Lily Williamson became a Peer Research Consultant because she enjoyed doing research. But she didn’t expect how rewarding it would be to help other students work through their stress and leave the appointment feeling lighter and more prepared.
“I am really happy I found this job. It’s been awesome in pretty much every aspect, and it was something I didn’t even know that I was lacking,” Williamson said.
The Peer Research Consultants (PRC) are trained students who help their peers with research assignments, from finding a topic and asking research questions, to discovering relevant, scholarly sources, to best research practices.
Students can make appointments with a PRC anytime during the semester, either online via Zoom or in-person at Walter Library or the Health Sciences Library.
Learning something new
Williamson, a senior majoring in political science, plans on attending law school in Boston after graduating this spring. So, unsurprisingly, she’s good at essays and research assignments.
Williamson’s first-year writing instructor recommended she become a PRC, so she applied over the summer and started during her sophomore year. She likes working with other students, as well as the job’s flexible hours and work locations.
Going through the research process with other students has helped improve her own writing and reasoning. Knowing what questions to ask, and thinking through those questions, comes quicker and clicks faster.
“With every appointment, I learned something new,” she said. “Even though I’m helping them, students are still giving me insight into how their brain works, which then I can use in my own work as well.”
Easing the semester’s stress
Students often come to appointments with backpacks full of frustration and anxiety, either from hitting a roadblock in their assignment, or from a tight deadline. Williamson helps assuage their worries and come up with a game plan.
One of Williamson’s students is Aleksandr Zaircev, a freshman computer science major and international student from Russia. His English as a Second Language teacher assigned a paper about homesickness for international students and suggested he go to the PRCs.
His appointment with Williamson was “exciting,” and together they found around five sources for the paper. Zaircev has another writing class in the spring semester, and he’s already planning to make more appointments to help refine his research and writing skills.
“Everything was so great,” Zaircev said. “I think connecting will be so useful for me.”
PRCs help instructors too
This is Madeline Melchert’s first year as a graduate instructor, and they’re “pleasantly surprised with how well it’s going.”
Melchert is a scientific and technical communication and rhetoric master’s student and teaches in the first-year writing department. The job has its challenges, so they’ve been relying on their department, cohort, and the U of M Libraries for support.
During week seven, their students started their first foray into academic research for the course. Melchert asked the PRCs to come work with their students and evaluate their sources and writing.
“That was so helpful to me to have someone with more expertise about this part of the writing process come in,” Melchert said. “It was also just really refreshing to hear some new voices and get some new energy into that feedback cycle.”

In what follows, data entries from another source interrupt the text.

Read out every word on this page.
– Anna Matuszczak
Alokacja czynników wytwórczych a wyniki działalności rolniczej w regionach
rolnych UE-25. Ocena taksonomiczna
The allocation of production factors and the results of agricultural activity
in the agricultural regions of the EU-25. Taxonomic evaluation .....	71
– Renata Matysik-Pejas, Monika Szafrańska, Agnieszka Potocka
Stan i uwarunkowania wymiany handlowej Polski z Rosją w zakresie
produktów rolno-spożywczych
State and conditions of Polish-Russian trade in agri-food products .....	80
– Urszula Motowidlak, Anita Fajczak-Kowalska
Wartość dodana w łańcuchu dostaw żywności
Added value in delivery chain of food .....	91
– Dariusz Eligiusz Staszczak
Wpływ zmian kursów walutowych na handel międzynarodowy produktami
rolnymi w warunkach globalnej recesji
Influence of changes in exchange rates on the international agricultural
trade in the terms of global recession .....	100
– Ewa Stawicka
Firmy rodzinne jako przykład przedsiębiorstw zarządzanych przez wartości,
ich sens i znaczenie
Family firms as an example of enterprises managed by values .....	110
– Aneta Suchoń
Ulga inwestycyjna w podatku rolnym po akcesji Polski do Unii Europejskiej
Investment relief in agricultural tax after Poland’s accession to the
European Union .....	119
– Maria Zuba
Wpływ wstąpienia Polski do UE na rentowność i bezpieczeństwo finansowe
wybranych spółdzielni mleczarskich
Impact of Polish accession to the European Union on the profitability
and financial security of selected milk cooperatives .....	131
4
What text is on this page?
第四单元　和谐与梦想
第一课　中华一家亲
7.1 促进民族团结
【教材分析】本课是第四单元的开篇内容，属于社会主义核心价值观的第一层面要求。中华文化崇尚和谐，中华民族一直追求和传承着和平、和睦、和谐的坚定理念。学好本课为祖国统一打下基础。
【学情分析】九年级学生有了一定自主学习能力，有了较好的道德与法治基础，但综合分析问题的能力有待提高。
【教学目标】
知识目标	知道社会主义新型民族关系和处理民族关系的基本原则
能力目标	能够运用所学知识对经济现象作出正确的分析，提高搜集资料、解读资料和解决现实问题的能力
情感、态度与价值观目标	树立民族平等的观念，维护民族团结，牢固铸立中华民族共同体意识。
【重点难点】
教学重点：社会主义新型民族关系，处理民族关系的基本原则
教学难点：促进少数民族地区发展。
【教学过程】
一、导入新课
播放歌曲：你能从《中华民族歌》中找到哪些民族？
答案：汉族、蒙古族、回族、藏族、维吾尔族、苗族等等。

Students really benefit from peer feedback, they said. When students aren’t confident in doing research, writing essays, or using campus resources, talking with a peer can be less intimidating than asking their instructor or a librarian.
In a relaxed environment, PRC appointments can feel less stressful and have lower stakes. The one-on-one format can also be more personalized, compared to traditional classrooms with full rosters.
‘I know because I’ve used it’
“I really like to outsource certain expertise to the Libraries or Peer Research Consultants. Here is a student support resource that can help you better than I can, and I know because I’ve used it.”
Melchert makes a point to use the Libraries’ resources, which not only helps them as a student but also as an instructor. Their experiences behind the desk informs their offerings and pedagogies at the front of the classroom.
“I really like to outsource certain expertise to the Libraries or Peer Research Consultants,” Melchert said. “Here is a student support resource that can help you better than I can, and I know because I’ve used it.”
They’ve attended workshops on using databases and data management systems, and they’ve held class sessions at the library with Undergraduate Services Specialist Lacie McMillin, where they learned as much as their students did.
Melchert wants their writing classes to be even more engaged and integrated with the Libraries, and many of their colleagues agree. Every Libraries staff member they’ve met has been warm and welcoming, “which seems simple but is very impactful.” More collaboration is always beneficial, especially in a writing classroom.
“My course librarian Andrew Palahniuk is so kind and communicative and helpful. The Peer Research Consultants are so supportive and lovely and open to questions,” Melchert said. “That’s what makes me want to keep working with the Libraries.”
‘It’s an awesome job’
Even though Williamson is from St. Paul, joining the PRC team helped her find a community on campus.
Her coworkers are “super friendly and nice,” and she’s developed supportive relationships with her students, some who become regulars as the semester progresses.
For current students, Williamson recommends taking advantage of all of University resources — not only the PRC program but also the writing center, the Libraries’ free databases and textbooks, the reference librarians themselves, and other tutoring programs.
And she’d absolutely recommend becoming a PRC.
“It’s an awesome job. You learn a lot, and you’re helping other students get a little more confident in their coursework, and you can really tell you’re making a difference in their school life,” Williamson said.